In May, Brownback vetoed the Kansas Arts Commission budget of $689,000, making Kansas the only state to defund the arts. Above the protest of many in the Legislature and arts organizations across the state, Brownback said arts funding wasn’t a core function of state government, private dollars would make up for the loss of state funds, and the governor indicated that Kansas would still be eligible for federal dollars.
But the National Endowment for the Arts declined to recognize the Arts Commission for federal matching funds this fiscal year because the commission did not have a plan, staff, budget or grant-making strategies in place, McCabe said.
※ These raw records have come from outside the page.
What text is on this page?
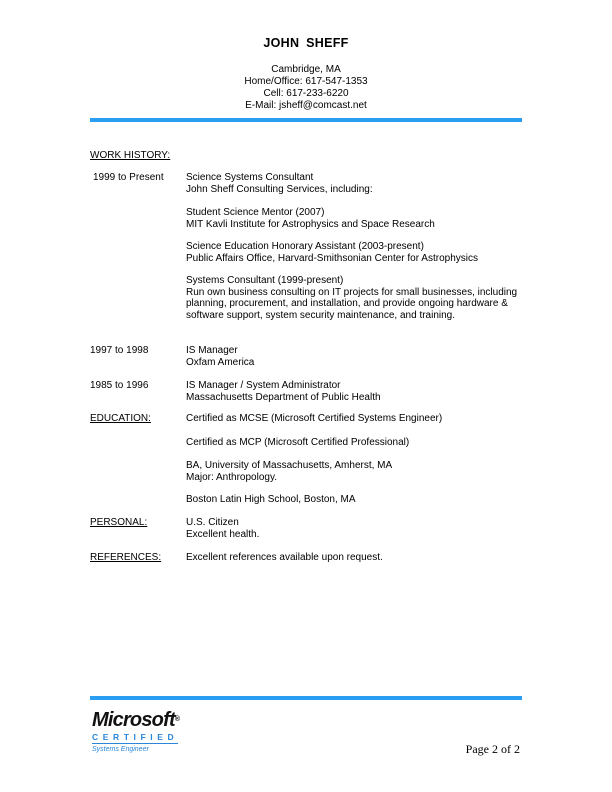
JOHN SHEFF
Cambridge, MA
Home/Office: 617-547-1353
Cell: 617-233-6220
E-Mail: jsheff@comcast.net
WORK HISTORY:
1999 to Present Science Systems Consultant
John Sheff Consulting Services, including:
Student Science Mentor (2007)
MIT Kavli Institute for Astrophysics and Space Research
Science Education Honorary Assistant (2003-present)
Public Affairs Office, Harvard-Smithsonian Center for Astrophysics
Systems Consultant (1999-present)
Run own business consulting on IT projects for small businesses, including
planning, procurement, and installation, and provide ongoing hardware &
software support, system security maintenance, and training.
1997 to 1998	IS Manager
Oxfam America
1985 to 1996	IS Manager / System Administrator
Massachusetts Department of Public Health
EDUCATION:	Certified as MCSE (Microsoft Certified Systems Engineer)
Certified as MCP (Microsoft Certified Professional)
BA, University of Massachusetts, Amherst, MA
Major: Anthropology.
Boston Latin High School, Boston, MA
PERSONAL:	U.S. Citizen
Excellent health.
REFERENCES: Excellent references available upon request.
Microsoft®
CERTIFIED
Systems Engineer	Page 2 of 2
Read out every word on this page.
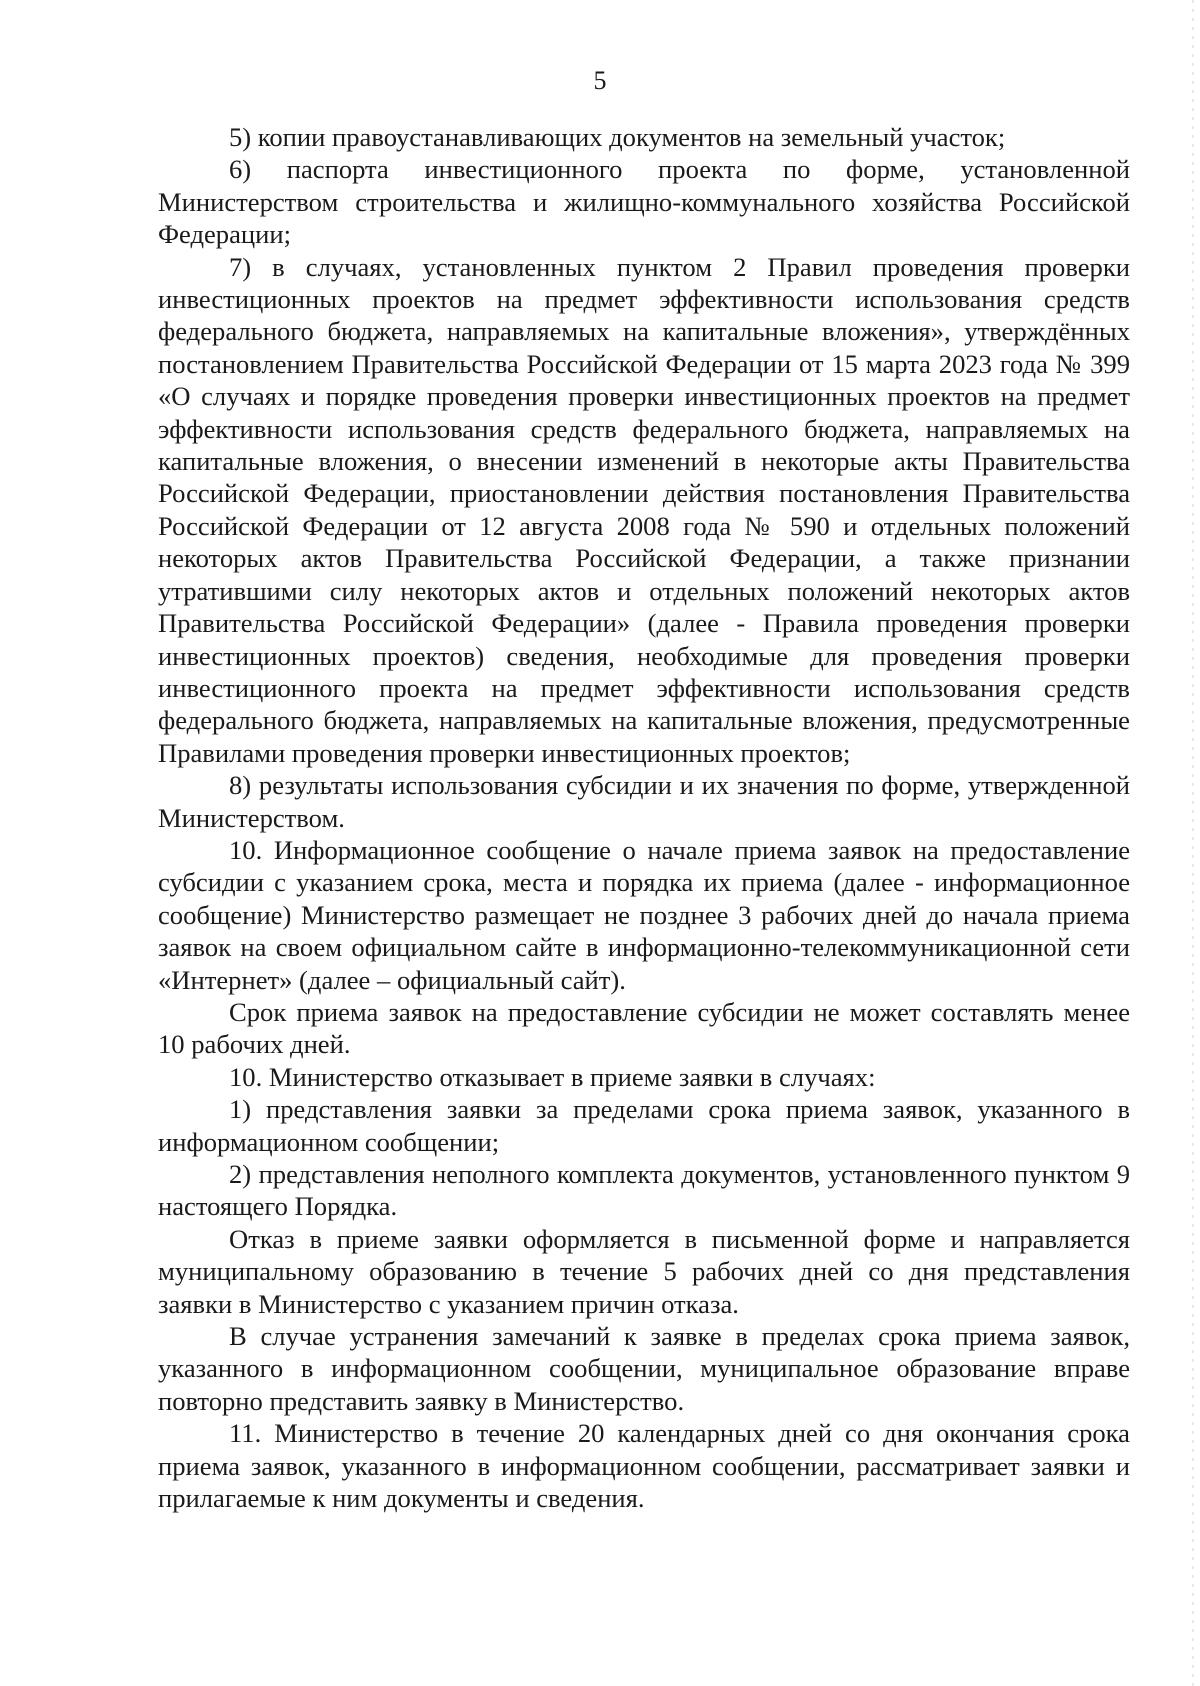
5

5) копии правоустанавливающих документов на земельный участок;

6) паспорта инвестиционного проекта по форме, установленной Министерством строительства и жилищно-коммунального хозяйства Российской Федерации;

7) в случаях, установленных пунктом 2 Правил проведения проверки инвестиционных проектов на предмет эффективности использования средств федерального бюджета, направляемых на капитальные вложения», утверждённых постановлением Правительства Российской Федерации от 15 марта 2023 года № 399 «О случаях и порядке проведения проверки инвестиционных проектов на предмет эффективности использования средств федерального бюджета, направляемых на капитальные вложения, о внесении изменений в некоторые акты Правительства Российской Федерации, приостановлении действия постановления Правительства Российской Федерации от 12 августа 2008 года № 590 и отдельных положений некоторых актов Правительства Российской Федерации, а также признании утратившими силу некоторых актов и отдельных положений некоторых актов Правительства Российской Федерации» (далее - Правила проведения проверки инвестиционных проектов) сведения, необходимые для проведения проверки инвестиционного проекта на предмет эффективности использования средств федерального бюджета, направляемых на капитальные вложения, предусмотренные Правилами проведения проверки инвестиционных проектов;

8) результаты использования субсидии и их значения по форме, утвержденной Министерством.

10. Информационное сообщение о начале приема заявок на предоставление субсидии с указанием срока, места и порядка их приема (далее - информационное сообщение) Министерство размещает не позднее 3 рабочих дней до начала приема заявок на своем официальном сайте в информационно-телекоммуникационной сети «Интернет» (далее – официальный сайт).

Срок приема заявок на предоставление субсидии не может составлять менее 10 рабочих дней.

10. Министерство отказывает в приеме заявки в случаях:

1) представления заявки за пределами срока приема заявок, указанного в информационном сообщении;

2) представления неполного комплекта документов, установленного пунктом 9 настоящего Порядка.

Отказ в приеме заявки оформляется в письменной форме и направляется муниципальному образованию в течение 5 рабочих дней со дня представления заявки в Министерство с указанием причин отказа.

В случае устранения замечаний к заявке в пределах срока приема заявок, указанного в информационном сообщении, муниципальное образование вправе повторно представить заявку в Министерство.

11. Министерство в течение 20 календарных дней со дня окончания срока приема заявок, указанного в информационном сообщении, рассматривает заявки и прилагаемые к ним документы и сведения.
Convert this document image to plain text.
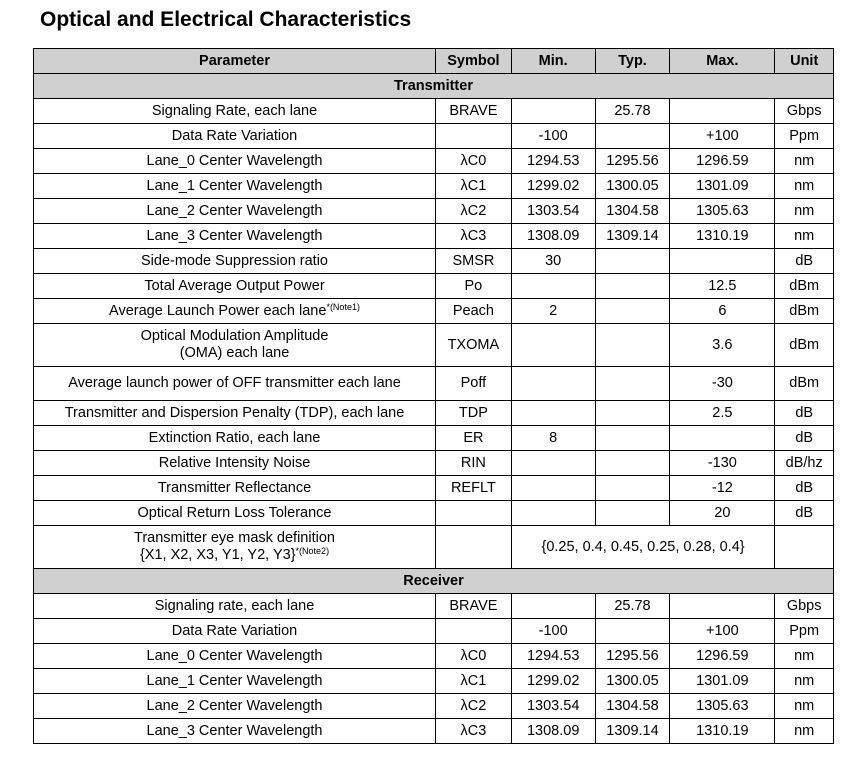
Optical and Electrical Characteristics
Parameter	Symbol	Min.	Typ.	Max.	Unit
Transmitter					
Signaling Rate, each lane	BRAVE		25.78		Gbps
Data Rate Variation		-100		+100	Ppm
Lane_0 Center Wavelength	λC0	1294.53	1295.56	1296.59	nm
Lane_1 Center Wavelength	λC1	1299.02	1300.05	1301.09	nm
Lane_2 Center Wavelength	λC2	1303.54	1304.58	1305.63	nm
Lane_3 Center Wavelength	λC3	1308.09	1309.14	1310.19	nm
Side-mode Suppression ratio	SMSR	30			dB
Total Average Output Power	Po			12.5	dBm
Average Launch Power each lane$^{*(Note1)}$	Peach	2		6	dBm

Optical Modulation Amplitude
(OMA) each lane	TXOMA			3.6	dBm
Average launch power of OFF transmitter each lane	Poff			-30	dBm
Transmitter and Dispersion Penalty (TDP), each lane	TDP			2.5	dB
Extinction Ratio, each lane	ER	8			dB
Relative Intensity Noise	RIN			-130	dB/hz
Transmitter Reflectance	REFLT			-12	dB
Optical Return Loss Tolerance				20	dB

Transmitter eye mask definition
{X1, X2, X3, Y1, Y2, Y3}$^{*(Note2)}$		{0.25, 0.4, 0.45, 0.25, 0.28, 0.4}			
Receiver					
Signaling rate, each lane	BRAVE		25.78		Gbps
Data Rate Variation		-100		+100	Ppm
Lane_0 Center Wavelength	λC0	1294.53	1295.56	1296.59	nm
Lane_1 Center Wavelength	λC1	1299.02	1300.05	1301.09	nm
Lane_2 Center Wavelength	λC2	1303.54	1304.58	1305.63	nm
Lane_3 Center Wavelength	λC3	1308.09	1309.14	1310.19	nm
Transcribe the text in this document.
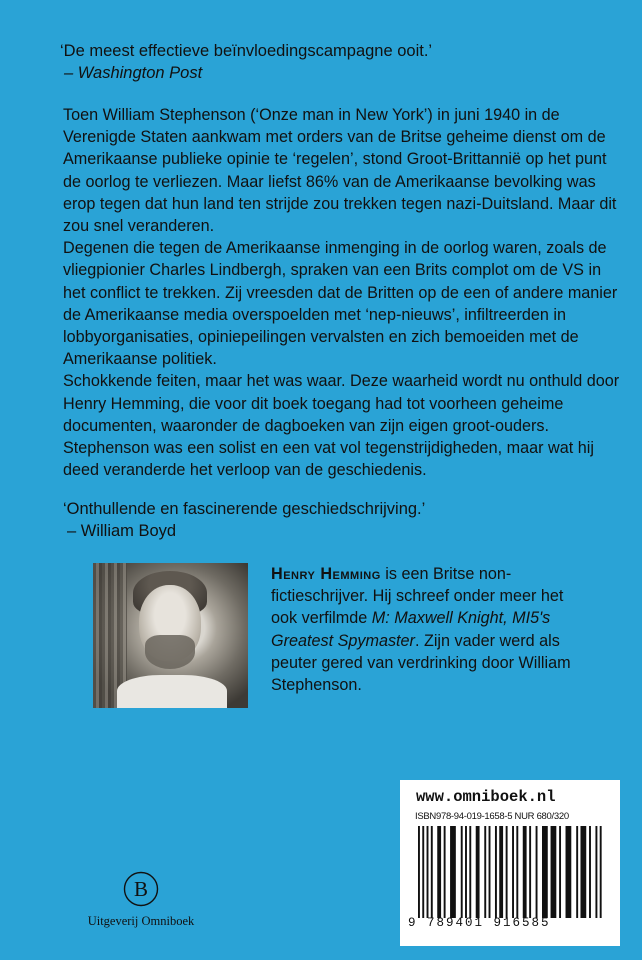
‘De meest effectieve beïnvloedingscampagne ooit.’
– Washington Post

Toen William Stephenson (‘Onze man in New York’) in juni 1940 in de Verenigde Staten aankwam met orders van de Britse geheime dienst om de Amerikaanse publieke opinie te ‘regelen’, stond Groot-Brittannië op het punt de oorlog te verliezen. Maar liefst 86% van de Amerikaanse bevolking was erop tegen dat hun land ten strijde zou trekken tegen nazi-Duitsland. Maar dit zou snel veranderen.

Degenen die tegen de Amerikaanse inmenging in de oorlog waren, zoals de vliegpionier Charles Lindbergh, spraken van een Brits complot om de VS in het conflict te trekken. Zij vreesden dat de Britten op de een of andere manier de Amerikaanse media overspoelden met ‘nep-nieuws’, infiltreerden in lobbyorganisaties, opiniepeilingen vervalsten en zich bemoeiden met de Amerikaanse politiek.

Schokkende feiten, maar het was waar. Deze waarheid wordt nu onthuld door Henry Hemming, die voor dit boek toegang had tot voorheen geheime documenten, waaronder de dagboeken van zijn eigen groot-ouders. Stephenson was een solist en een vat vol tegenstrijdigheden, maar wat hij deed veranderde het verloop van de geschiedenis.

‘Onthullende en fascinerende geschiedschrijving.’
– William Boyd
Henry Hemming is een Britse non-fictieschrijver. Hij schreef onder meer het ook verfilmde M: Maxwell Knight, MI5's Greatest Spymaster. Zijn vader werd als peuter gered van verdrinking door William Stephenson.
B
Uitgeverij Omniboek
www.omniboek.nl
ISBN978-94-019-1658-5 NUR 680/320
9 789401 916585
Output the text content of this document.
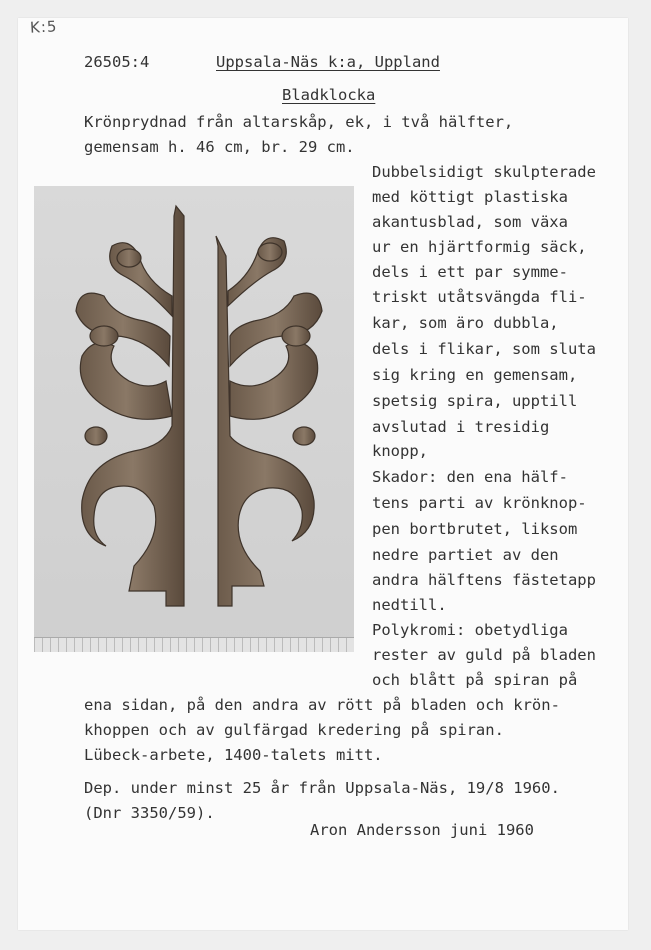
K:5
26505:4	Uppsala-Näs k:a, Uppland
Bladklocka
Krönprydnad från altarskåp, ek, i två hälfter,
gemensam h. 46 cm, br. 29 cm.
Dubbelsidigt skulpterade
med köttigt plastiska
akantusblad, som växa
ur en hjärtformig säck,
dels i ett par symme-
triskt utåtsvängda fli-
kar, som äro dubbla,
dels i flikar, som sluta
sig kring en gemensam,
spetsig spira, upptill
avslutad i tresidig
knopp,
Skador: den ena hälf-
tens parti av krönknop-
pen bortbrutet, liksom
nedre partiet av den
andra hälftens fästetapp
nedtill.
Polykromi: obetydliga
rester av guld på bladen
och blått på spiran på
ena sidan, på den andra av rött på bladen och krön-
khoppen och av gulfärgad kredering på spiran.
Lübeck-arbete, 1400-talets mitt.
Dep. under minst 25 år från Uppsala-Näs, 19/8 1960.
(Dnr 3350/59).
Aron Andersson juni 1960
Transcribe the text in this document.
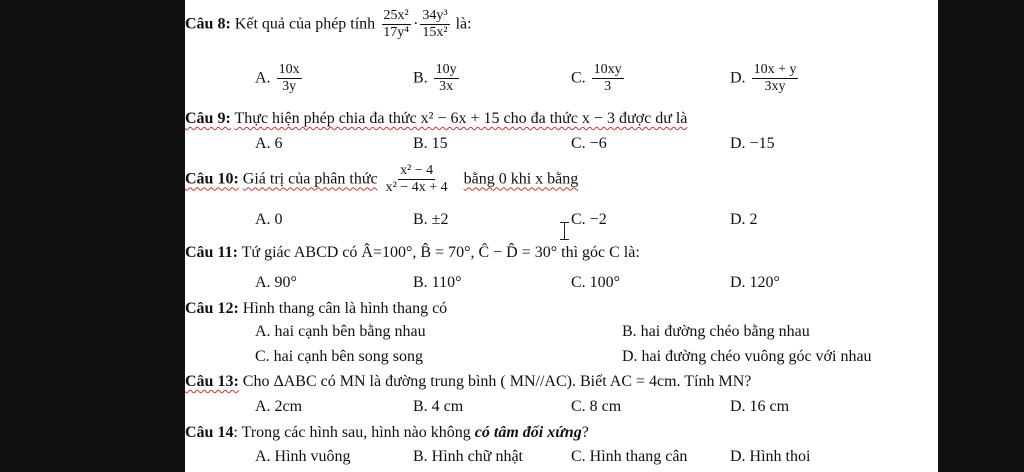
Câu 8: Kết quả của phép tính $\frac{\text{25x²}}{\text{17y⁴}} \cdot \frac{\text{34y³}}{\text{15x²}}$ là:
A. $\frac{10x}{3y}$	B. $\frac{10y}{3x}$	C. $\frac{10xy}{3}$	D. $\frac{10x + y}{3xy}$
Câu 9: Thực hiện phép chia đa thức x² − 6x + 15 cho đa thức x − 3 được dư là
A. 6	B. 15	C. −6	D. −15
Câu 10: Giá trị của phân thức $\frac{\text{x² − 4}}{\text{x² − 4x + 4}}$ bằng 0 khi x bằng
A. 0	B. ±2	C. −2	D. 2
Câu 11: Tứ giác ABCD có Â=100°, B̂ = 70°, Ĉ − D̂ = 30° thì góc C là:
A. 90°	B. 110°	C. 100°	D. 120°
Câu 12: Hình thang cân là hình thang có
A. hai cạnh bên bằng nhau	B. hai đường chéo bằng nhau
C. hai cạnh bên song song	D. hai đường chéo vuông góc với nhau
Câu 13: Cho ΔABC có MN là đường trung bình ( MN//AC). Biết AC = 4cm. Tính MN?
A. 2cm	B. 4 cm	C. 8 cm	D. 16 cm
Câu 14: Trong các hình sau, hình nào không có tâm đối xứng?
A. Hình vuông	B. Hình chữ nhật	C. Hình thang cân	D. Hình thoi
If the lack of federal funding continues for a second year, McCabe said, that would worsen the cultural situation for Kansas.
But in appearances last week before a legislative committee, new leaders of the Kansas Arts Commission and the Kansas Arts Foundation, which is a nonprofit fundraiser, said they were optimistic.
“From a programmatic standpoint, the KAC intends to think outside the box to develop new and innovative ways to promote the arts in Kansas” said Kathy Herzog, vice chair of the Kansas Arts Commission. As far as working with the National Endowment for the Arts, Herzog said there was “nothing new to report at this time.”
Linda Browning Weis, who is chair of the Arts Commission and president of the Arts Foundation, said the foundation has accomplished many goals, including getting its nonprofit status approved by the Internal Revenue Service.
The foundation also is nearing completion of a “responsible gift policy” and development of a new website.
“Great accomplishments take time,” she said. “We will do this right, well, and in a spirit of harmony,” she said.